CREATE TABLE `focus` (
  `id` int(11) NOT NULL AUTO_INCREMENT,
  `filename` varchar(17) NOT NULL,
  `camera` varchar(5) NOT NULL,
  `date` date NOT NULL,
  `mjd` float NOT NULL,
  `focus` float NOT NULL,
  PRIMARY KEY (`id`),
  UNIQUE KEY `focus_uniqueness_constraint` (`filename`,`camera`),
  KEY `ix_focus_filename` (`filename`),
  KEY `ix_focus_mjd` (`mjd`),
  KEY `ix_focus_date` (`date`),
  KEY `ix_focus_camera` (`camera`)
) ENGINE=InnoDB AUTO_INCREMENT=1193 DEFAULT CHARSET=latin1

Somehow the FLOAT definition changed! Is this some type of MySQL configuration setting? I'm just running this on my local host right now, but if this is a configuration setting I'm concerned about the portability of this code onto a production server if I continue to use floats. I could just switch to a decimal column type as I've seen in other SO questions since I need exact values but I would like to understand what's going on here.


Update: Just to expand a little on two-bit-alchemist's answer, here is how it changes my query:

> SELECT ROUND(mjd,10) FROM focus LIMIT 10;
+------------------+
| ROUND(mjd,10)    |
+------------------+
| 55046.1953125000 |
| 55046.1992187500 |
| 55054.0429687500 |
| 55054.0429687500 |
| 55061.1562500000 |
| 55061.1562500000 |
| 55079.9140625000 |
| 55079.9140625000 |
| 55106.9101562500 |
| 55106.9101562500 |
+------------------+
10 rows in set (0.00 sec)

Notice that all the decimal precision is still there. I had no idea SELECT was rounding values but I guess this makes sense if you think about how a floating point representation works. It uses the full bytes allocated for that number, how many decimals you display is arbitrary up to the full length of the float:https://stackoverflow.com/a/20482699/1216837

Specifying the precision only seems to affect if it's stored as a double or a single: http://dev.mysql.com/doc/refman/5.0/en/floating-point-types.html.
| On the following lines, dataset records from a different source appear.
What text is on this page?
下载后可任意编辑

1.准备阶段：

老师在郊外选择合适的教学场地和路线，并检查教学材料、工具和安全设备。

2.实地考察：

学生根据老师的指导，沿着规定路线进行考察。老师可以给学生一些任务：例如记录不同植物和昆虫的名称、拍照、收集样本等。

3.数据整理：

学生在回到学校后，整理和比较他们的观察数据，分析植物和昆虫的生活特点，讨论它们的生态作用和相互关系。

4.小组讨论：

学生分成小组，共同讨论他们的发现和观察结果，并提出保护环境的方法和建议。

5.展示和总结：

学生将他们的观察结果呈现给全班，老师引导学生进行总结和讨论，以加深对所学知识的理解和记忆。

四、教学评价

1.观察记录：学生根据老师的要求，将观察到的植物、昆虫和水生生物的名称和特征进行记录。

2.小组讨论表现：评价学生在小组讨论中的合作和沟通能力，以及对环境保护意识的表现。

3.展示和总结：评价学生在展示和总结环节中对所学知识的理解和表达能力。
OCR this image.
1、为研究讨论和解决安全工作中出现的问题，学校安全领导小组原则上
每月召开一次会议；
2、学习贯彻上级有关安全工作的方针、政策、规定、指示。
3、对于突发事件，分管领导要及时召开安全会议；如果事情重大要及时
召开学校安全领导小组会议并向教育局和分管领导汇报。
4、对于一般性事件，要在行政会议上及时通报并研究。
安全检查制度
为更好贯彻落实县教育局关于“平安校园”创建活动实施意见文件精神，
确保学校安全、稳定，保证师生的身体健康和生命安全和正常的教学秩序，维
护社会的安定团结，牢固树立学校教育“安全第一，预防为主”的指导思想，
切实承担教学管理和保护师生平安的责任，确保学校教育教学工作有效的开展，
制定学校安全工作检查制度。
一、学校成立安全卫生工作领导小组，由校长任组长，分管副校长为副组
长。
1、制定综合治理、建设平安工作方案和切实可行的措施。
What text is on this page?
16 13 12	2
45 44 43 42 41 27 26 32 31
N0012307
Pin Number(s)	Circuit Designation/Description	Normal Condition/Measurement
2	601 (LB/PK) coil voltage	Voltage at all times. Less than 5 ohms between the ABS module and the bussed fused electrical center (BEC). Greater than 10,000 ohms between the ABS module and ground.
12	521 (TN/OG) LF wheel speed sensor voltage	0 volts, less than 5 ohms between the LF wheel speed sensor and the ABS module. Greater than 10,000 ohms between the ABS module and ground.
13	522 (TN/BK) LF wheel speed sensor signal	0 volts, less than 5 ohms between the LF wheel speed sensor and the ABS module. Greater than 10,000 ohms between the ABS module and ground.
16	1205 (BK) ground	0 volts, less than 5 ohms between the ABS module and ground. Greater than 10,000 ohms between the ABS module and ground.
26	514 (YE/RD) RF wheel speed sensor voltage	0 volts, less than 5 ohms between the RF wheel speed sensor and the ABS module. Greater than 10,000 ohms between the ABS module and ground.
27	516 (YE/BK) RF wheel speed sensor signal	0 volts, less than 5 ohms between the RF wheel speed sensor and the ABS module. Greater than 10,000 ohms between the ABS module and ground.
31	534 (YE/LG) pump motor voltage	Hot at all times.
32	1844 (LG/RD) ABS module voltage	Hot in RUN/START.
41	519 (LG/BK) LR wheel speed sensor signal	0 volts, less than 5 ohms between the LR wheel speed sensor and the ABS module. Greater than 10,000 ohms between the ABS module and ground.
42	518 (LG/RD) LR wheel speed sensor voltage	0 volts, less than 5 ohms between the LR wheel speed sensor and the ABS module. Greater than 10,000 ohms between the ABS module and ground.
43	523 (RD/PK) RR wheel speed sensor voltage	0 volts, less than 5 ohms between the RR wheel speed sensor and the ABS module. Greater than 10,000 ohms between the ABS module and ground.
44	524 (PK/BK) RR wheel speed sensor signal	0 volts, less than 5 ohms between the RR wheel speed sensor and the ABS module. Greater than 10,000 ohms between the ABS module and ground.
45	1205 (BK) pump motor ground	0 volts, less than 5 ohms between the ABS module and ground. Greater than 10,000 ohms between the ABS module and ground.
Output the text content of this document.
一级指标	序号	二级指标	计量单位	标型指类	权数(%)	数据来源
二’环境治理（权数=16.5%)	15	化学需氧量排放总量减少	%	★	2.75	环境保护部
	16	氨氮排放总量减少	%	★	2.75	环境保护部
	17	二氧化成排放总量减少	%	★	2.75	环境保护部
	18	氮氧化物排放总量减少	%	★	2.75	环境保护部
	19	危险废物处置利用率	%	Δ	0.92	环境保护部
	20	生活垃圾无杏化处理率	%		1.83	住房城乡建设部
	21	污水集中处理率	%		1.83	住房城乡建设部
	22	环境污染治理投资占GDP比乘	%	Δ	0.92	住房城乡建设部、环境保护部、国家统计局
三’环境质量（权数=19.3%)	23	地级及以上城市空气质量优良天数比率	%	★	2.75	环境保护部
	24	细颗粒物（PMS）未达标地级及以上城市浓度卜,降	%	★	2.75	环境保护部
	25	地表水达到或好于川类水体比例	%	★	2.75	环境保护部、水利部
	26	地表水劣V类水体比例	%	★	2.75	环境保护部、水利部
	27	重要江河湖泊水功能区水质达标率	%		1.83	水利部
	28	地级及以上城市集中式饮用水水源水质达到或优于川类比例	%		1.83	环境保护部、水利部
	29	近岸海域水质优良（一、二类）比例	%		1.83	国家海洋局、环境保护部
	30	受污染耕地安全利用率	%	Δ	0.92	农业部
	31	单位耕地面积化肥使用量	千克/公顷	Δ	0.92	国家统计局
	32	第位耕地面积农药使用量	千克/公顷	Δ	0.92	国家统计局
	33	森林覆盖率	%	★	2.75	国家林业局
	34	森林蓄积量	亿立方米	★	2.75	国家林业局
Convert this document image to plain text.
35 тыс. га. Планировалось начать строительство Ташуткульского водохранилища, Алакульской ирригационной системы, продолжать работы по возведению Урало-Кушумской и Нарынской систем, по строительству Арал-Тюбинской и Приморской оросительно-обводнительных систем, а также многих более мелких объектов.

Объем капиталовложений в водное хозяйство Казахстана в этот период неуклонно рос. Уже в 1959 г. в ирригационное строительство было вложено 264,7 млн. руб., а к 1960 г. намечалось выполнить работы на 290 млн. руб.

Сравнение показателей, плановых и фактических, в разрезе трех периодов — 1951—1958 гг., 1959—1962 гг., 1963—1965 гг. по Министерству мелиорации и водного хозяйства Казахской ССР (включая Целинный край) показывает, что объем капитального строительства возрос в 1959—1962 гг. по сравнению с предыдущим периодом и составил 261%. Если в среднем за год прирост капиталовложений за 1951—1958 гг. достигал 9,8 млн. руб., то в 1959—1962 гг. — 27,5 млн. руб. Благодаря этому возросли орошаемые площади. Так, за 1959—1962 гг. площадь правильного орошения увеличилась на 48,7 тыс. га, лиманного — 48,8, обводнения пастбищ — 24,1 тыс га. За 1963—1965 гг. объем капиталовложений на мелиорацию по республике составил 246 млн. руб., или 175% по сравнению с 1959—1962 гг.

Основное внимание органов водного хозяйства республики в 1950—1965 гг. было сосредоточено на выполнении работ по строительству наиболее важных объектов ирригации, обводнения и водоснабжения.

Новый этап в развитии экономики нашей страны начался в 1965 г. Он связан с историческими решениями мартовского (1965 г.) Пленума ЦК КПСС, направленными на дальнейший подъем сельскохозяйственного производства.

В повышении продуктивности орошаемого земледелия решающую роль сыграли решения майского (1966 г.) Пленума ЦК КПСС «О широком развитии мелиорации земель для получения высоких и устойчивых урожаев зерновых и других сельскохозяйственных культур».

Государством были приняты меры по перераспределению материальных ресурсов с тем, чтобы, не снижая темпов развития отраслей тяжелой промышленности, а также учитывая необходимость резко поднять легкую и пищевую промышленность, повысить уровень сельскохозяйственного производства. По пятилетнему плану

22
But, what's also interesting/annoying is that I have to worry about this same thing when issuing a SELECT from the SQLAlchemy layer:

query = psf_session.query(Focus).first()
print query.filename, query.mjd, query.focus

Gives me bcy02blq 55046.2 1.05778 so the values are still being rounded. Again, this makes sense because SQLAlchemy is just issuing SQL commands anyway. All in all this is motivating me to switch to a DECIMAL column type: http://dev.mysql.com/doc/refman/5.0/en/fixed-point-types.html

1
Are you sure the definition changed? I'm not familiar enough with MySQL's implementation to know by just looking at this, but I wouldn't assume from this that it had changed. I assume that MySQL for whatever reason only gives you 6 significant digits when you SELECT a float column, and to get a different value you need to ROUND to a different number of digits.Two-Bit Alchemist
How do you "read" the data into the database? Using SA? Mind sharing the code? Or enable SQL statement loggging (engine.echo = True) when doing so in order to see what INSERT statements are generated.van
@van, please see my edits.ACV
@Two-BitAlchemist, Sorry, I'm not following you. Are you saying this is just a "printing" issue and I can use ROUND to see additional digits?ACV
@ACV It's just an educated guess (I do not use MySQL personally lately) but it appears that all your values were printed with exactly six digits (except two where the sixth was .0 so it was left off), and I think based on your CREATE TABLE statement the internal representation should be quite a bit longer. I'm wondering if you would get different results using, e.g., ROUND(mjd, 3).Two-Bit Alchemist

1 Answers

2
votes

It looks like all your values were printed with exactly six digits (except where .0 was left off in a couple of places). While I can't find any documentation on this, I suspect this is simply a default MySQL behavior for displaying float values in the context of a SELECT statement.

Based on the CREATE TABLE statement you provided, the internal representation is correct, so you need only add something like ROUND(mjd, 3) to your statement, with the first argument being the fields to round and the last being the number of digits to round to (which can be longer than what is displaying now).